The lie that I caught myself playing with emotionally and mentally in the disappointment was that ‘God wasn’t good all the time’.  The enemy loves to cast a seed of doubt upon God’s character. In the garden of Eden the snake says to Eve ‘….did God really say …..’.  Truly I say to you if you believe that God isn’t good even .01 percent of the time then the enemy has planted a small seed of doubt that will one day grow unless you arrest it.  I went into this experience having a belief that God loved me but I came out with an absolute unbending truth that supersedes every bad and negative experience yet to come in my life and that is ‘God is good ALL the time. Not some of the time, all of the time.’. If I don’t believe that 100% then I am vulnerable to losing my trust, faith and hope in God. It’s become a non-negotiable for me. NO matter what – God is good ALL THE TIME. No matter what happens, no matter what comes my way, God is good all the time.

As I journeyed through the dark night of the soul carrying my little lamp Father God never left go of me, never gave up on me and never tired of helping me. In my lowest moments of doubt, fear and pain His peace and comfort were there for me without end and without debt. The only person I owe for all that I received is you. When God gives comfort to us He gives more than we need so we have extra to give to others. I tell people if you want to help others in the future then make sure you get what you need first. I have helped many people with their grief in pregnancy loss but only because I stayed in the one place and allowed God to minister to my heart first. If you try to help someone without getting God’s peace and comfort for yourself first than all that will happen is your own pain and grief will come up and swamp you.

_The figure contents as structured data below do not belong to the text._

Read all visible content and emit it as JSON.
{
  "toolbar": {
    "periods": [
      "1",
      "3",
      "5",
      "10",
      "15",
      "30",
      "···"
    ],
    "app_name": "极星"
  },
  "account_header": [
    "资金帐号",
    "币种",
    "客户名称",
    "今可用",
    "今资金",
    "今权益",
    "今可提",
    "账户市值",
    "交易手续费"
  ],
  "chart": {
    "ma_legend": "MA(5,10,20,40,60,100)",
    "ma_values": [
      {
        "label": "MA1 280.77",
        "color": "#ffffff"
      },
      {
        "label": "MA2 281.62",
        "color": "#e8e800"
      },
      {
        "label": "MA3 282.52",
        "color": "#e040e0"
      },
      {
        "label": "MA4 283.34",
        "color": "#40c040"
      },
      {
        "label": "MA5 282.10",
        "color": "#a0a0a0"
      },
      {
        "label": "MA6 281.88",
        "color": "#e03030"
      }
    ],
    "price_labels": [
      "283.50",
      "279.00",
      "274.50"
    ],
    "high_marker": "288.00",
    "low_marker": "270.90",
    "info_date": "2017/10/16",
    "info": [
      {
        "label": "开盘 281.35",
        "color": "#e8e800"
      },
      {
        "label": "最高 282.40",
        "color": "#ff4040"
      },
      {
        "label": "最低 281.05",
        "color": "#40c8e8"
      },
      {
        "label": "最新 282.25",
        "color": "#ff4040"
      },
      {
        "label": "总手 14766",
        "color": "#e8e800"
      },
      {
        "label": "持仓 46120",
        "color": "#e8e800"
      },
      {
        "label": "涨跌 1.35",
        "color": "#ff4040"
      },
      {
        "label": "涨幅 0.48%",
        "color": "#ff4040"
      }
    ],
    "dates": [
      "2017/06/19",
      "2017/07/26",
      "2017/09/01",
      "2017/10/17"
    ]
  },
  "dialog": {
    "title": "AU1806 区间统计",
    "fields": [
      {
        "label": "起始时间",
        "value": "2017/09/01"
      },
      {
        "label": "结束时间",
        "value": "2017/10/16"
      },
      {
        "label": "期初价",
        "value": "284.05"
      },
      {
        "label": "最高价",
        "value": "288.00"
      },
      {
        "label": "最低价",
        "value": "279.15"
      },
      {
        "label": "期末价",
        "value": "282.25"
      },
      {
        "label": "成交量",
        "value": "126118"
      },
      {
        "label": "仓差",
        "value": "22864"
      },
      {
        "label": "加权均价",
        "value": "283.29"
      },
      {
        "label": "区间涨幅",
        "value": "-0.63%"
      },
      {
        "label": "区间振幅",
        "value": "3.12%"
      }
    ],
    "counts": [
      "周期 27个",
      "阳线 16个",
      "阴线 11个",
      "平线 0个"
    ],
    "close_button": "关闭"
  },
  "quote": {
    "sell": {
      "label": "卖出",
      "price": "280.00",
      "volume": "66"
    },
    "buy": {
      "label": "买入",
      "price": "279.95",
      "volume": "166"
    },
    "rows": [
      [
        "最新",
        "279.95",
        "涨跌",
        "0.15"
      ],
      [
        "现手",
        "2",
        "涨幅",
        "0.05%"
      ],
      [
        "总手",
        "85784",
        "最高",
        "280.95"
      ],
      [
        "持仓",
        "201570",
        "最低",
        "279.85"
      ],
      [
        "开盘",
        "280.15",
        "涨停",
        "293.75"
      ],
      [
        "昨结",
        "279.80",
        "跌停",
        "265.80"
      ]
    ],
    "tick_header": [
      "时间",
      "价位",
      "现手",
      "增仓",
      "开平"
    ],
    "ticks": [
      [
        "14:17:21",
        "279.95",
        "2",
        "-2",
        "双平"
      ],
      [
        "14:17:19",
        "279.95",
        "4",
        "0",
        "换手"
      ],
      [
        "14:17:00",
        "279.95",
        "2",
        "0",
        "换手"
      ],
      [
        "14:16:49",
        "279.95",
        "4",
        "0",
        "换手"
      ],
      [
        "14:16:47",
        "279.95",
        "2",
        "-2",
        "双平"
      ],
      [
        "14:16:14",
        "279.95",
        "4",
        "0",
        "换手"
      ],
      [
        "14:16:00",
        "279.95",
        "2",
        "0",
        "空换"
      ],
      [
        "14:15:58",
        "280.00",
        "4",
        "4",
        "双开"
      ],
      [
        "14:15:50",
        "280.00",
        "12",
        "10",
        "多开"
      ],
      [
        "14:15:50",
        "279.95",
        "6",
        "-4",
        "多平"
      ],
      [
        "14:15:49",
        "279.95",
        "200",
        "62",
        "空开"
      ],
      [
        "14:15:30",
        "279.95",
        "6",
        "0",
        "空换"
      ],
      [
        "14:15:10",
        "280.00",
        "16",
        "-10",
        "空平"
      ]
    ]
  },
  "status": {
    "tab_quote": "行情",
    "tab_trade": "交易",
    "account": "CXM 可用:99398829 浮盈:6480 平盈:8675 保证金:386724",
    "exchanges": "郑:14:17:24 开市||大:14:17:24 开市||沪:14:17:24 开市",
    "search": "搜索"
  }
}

I am not writing this series because of me, I am writing this series for you. I have received my ‘peace’ and ‘comfort’ from God for what happened but you may still have residual pain and discomfort around a pregnancy loss you may have had many years ago or just recently. It’s not too late to reconcile that with God. He is available to you right now. He is ready to hear anything you have to say. His shoulders are big enough to take every tear – just open your heart and let Him in.